I am trying to model a spacecraft and its propulsion system. Assuming that the spacecraft have four thrusters, and every thruster has its unique fuel tank. So, what I need to achieve is determine the fuel mass inside the fuel tanks after a maneuver. I have tried to achieve it by defining four finite thrust maneuvers at the same time in the same direction. The only difference between these maneuvers are their ISP. The problem is, I do not know how to reach the total mass consumption for every individual maneuver. In conclusion, how can I get the mass depletion for after every maneuver which have the same start time, burn duration and direction, but the isp.

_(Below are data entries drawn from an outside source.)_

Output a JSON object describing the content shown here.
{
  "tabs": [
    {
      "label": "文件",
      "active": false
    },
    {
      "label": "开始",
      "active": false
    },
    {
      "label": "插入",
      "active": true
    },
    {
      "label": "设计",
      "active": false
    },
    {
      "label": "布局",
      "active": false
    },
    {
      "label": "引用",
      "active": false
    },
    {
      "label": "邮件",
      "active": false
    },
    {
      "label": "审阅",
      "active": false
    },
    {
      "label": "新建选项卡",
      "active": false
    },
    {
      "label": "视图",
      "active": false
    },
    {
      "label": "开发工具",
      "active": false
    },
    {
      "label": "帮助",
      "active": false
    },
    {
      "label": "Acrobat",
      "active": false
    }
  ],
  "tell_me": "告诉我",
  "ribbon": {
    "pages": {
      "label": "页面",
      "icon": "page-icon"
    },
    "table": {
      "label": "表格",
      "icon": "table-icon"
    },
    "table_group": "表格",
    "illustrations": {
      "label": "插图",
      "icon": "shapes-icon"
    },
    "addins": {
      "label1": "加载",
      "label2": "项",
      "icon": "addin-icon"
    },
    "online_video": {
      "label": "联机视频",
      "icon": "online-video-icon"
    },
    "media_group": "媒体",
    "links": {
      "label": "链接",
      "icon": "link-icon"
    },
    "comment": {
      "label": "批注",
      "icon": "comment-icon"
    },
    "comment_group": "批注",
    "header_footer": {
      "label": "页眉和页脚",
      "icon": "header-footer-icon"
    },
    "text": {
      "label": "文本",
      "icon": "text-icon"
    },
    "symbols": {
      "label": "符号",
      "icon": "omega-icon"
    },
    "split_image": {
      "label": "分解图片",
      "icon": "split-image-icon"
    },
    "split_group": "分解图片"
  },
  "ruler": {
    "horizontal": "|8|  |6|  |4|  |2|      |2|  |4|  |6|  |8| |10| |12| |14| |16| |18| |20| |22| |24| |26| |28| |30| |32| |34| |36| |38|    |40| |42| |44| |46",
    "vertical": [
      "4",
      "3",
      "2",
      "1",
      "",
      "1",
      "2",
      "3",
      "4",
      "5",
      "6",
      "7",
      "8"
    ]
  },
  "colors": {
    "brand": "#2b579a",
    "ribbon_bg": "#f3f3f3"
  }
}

You’ll have to compute it by yourself using the Isp definition: F = q g₀ Isp where F is the thrust in Newtons, q is the flow rate (q = -dm/dt if you consider m to be the spacecraft mass, q = +dm/dt if you consider m to be the consumed mass), g₀ is the standard gravity (g₀ = 9.80665 m/s² exactly as it is a standardized constant) and Isp is the specific impulse in seconds. From this, you can extract q = F / (g₀ Isp) and then can integrate it over maneuver duration time: Δm = F Δt / (g₀ Isp) where Δt is the maneuver duration.

This equation holds for each thruster independantly, and would also work if the thrusters had both different thrust and different Isp.